Introduction: The Bibliotheca Homerica Langiana
The study of Homer has been part of the core curriculum at the University of Chicago since the first year of classes in 1892. Many editions, translations, and works of Homeric scholarship were included in the Library's founding collections. Literary papyri collected by Edgar J. Goodspeed, who joined the faculty in 1900 and became Chairman of the Department of New Testament and Early Christian Literature in 1923, included two first-century CE fragments of the Iliad. Commitment to the classics at the University of Chicago ensured that the Library would continue to build a collection strong in Greek editions, commentaries, translations, and scholarly literature, with the result that it is now one of the premier classics collections in the world.

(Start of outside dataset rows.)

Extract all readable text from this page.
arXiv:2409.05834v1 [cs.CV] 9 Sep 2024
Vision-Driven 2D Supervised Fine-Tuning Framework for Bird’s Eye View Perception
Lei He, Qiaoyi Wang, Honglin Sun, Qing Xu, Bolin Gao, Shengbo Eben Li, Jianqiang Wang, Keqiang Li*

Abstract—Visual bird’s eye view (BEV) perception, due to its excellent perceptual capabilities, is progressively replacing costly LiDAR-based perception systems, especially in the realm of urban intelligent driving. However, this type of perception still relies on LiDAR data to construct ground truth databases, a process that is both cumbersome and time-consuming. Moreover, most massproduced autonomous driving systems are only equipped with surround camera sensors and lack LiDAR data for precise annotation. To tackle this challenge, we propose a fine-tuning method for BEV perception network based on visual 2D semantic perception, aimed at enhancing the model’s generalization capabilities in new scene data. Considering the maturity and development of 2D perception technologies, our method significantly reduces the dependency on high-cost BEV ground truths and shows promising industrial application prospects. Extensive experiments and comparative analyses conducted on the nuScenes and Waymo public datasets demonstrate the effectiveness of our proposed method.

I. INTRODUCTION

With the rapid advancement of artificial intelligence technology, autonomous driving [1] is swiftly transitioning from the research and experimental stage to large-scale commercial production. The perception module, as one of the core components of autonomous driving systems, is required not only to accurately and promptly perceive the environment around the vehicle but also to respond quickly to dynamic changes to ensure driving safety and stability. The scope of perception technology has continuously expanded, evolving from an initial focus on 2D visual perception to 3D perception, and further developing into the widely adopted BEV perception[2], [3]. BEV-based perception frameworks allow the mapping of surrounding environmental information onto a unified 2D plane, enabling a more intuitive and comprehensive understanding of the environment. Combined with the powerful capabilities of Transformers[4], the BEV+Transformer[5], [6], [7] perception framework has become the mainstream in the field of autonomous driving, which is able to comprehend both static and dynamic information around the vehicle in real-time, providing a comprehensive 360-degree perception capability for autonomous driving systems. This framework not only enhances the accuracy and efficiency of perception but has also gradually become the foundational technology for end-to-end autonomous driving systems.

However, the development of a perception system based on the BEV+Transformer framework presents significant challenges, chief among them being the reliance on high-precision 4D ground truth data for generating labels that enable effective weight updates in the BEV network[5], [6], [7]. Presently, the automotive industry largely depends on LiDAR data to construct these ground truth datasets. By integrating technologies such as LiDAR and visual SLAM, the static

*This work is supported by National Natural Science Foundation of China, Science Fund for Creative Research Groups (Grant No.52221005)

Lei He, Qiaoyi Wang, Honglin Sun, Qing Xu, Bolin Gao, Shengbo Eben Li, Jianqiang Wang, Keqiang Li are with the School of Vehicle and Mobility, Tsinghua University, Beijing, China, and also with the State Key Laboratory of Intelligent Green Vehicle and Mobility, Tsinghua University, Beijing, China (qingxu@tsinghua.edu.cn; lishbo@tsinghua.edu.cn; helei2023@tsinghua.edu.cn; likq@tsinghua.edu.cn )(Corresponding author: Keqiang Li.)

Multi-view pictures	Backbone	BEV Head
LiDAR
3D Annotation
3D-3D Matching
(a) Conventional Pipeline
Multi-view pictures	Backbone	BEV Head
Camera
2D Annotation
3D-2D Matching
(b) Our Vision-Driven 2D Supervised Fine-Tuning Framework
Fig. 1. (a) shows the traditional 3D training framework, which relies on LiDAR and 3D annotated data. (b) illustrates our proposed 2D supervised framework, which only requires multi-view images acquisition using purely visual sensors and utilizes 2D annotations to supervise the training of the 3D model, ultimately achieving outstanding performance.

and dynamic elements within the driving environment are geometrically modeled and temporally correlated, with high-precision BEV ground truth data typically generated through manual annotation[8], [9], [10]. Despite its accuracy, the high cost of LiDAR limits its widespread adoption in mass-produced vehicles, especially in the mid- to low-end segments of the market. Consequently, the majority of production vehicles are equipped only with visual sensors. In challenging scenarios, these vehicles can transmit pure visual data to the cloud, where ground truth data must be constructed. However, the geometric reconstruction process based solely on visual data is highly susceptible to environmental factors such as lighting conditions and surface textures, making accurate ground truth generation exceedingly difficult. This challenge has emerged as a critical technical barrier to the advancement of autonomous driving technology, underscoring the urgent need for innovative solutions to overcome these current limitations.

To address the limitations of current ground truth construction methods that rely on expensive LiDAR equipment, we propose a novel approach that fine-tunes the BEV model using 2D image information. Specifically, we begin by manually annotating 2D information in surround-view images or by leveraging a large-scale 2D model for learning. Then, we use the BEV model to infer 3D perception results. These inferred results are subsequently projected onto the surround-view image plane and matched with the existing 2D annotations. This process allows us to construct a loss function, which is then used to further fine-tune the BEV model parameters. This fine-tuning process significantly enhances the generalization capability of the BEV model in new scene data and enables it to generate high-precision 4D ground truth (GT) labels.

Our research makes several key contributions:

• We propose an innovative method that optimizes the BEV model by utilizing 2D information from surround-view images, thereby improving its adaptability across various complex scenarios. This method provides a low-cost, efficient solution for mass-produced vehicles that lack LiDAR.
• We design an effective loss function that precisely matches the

M. C. Lang, who studied Greek at Hamilton College under John Mattingly (AB, University of Chicago, 1926), formed a magnificent collection of editions and translations of the Iliad and the Odyssey with the goal of tracing their transmission in printed form. In considering the future of his collection, he sought an institutional home where students and faculty would actively use the books, and he recognized that the vibrant program in classics at the University of Chicago would provide such an environment. With the 2007 gift of the Bibliotheca Homerica Langiana (BHL), the University of Chicago Library received a trove of important Homer editions and translations not previously in the collection. In instances where the Library already held a copy of a BHL title, it was often "worn out" by use, making it very exciting to add a copy in fine condition. Homer in Print: The Bibliotheca Homerica Langiana at the University of Chicago Library, edited by Glenn W. Most and Alice Schreyer and published November 2013, includes detailed descriptions of the 187 separate items in the BHL written by Alex Lee and Diana Moser, PhD candidates in Classics; and essays by M. C. Lang and Professors Glenn W. Most and David Wray.

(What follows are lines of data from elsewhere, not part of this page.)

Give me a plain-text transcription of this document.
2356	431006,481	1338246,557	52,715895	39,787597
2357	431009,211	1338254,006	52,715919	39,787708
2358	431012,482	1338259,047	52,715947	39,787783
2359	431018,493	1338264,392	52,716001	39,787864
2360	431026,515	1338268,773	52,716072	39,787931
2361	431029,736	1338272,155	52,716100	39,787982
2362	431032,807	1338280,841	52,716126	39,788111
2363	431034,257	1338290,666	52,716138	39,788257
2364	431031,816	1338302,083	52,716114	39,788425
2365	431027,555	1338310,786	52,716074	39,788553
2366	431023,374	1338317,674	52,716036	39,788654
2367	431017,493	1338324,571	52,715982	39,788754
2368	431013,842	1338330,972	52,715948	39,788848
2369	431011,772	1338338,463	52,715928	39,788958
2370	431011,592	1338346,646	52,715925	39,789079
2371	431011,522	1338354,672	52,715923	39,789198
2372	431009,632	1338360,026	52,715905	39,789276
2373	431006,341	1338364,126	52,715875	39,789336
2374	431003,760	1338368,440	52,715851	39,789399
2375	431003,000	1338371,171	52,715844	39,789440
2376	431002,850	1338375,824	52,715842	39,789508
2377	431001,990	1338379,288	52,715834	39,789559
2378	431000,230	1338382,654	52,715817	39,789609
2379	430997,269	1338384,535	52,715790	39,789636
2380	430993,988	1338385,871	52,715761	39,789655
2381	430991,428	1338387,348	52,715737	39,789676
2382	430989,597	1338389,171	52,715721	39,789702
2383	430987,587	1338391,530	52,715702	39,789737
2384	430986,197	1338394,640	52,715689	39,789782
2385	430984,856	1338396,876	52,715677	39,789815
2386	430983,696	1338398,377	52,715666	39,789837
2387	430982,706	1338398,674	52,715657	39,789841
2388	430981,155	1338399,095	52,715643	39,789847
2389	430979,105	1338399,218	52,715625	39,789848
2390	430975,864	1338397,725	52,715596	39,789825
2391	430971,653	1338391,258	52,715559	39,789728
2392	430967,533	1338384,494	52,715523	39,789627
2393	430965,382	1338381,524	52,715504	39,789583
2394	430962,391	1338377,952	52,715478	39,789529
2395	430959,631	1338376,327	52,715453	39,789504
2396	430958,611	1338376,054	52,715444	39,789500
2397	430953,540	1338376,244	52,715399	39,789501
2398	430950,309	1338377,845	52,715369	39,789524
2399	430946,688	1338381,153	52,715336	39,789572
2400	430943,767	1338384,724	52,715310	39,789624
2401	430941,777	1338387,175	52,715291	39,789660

The Library continues to acquire Homeric editions and translations, illustrated and graphic editions, and versions for children. Homer in Print, drawn chiefly from the Bibliotheca Homerica Langiana, also includes editions, translations, and adaptations acquired before and after the gift of the BHL. Together these works, ranging from the fifteenth to the twenty-first centuries, illustrate the profound influence of the Homeric texts on classical studies, the history of printing and print culture, textual editing, translation studies, and the development of English language and literature.
Unless otherwise noted exhibition items are from the Bibliotheca Homerica Langiana.
Item numbers refer to Homer in Print: the Bibliotheca Homerica Langiana at the University of Chicago Library, a copy of which is on view in the gallery. Captions in the exhibition for BHL items are based on the descriptions in this publication by Alex Lee and Diana Moser.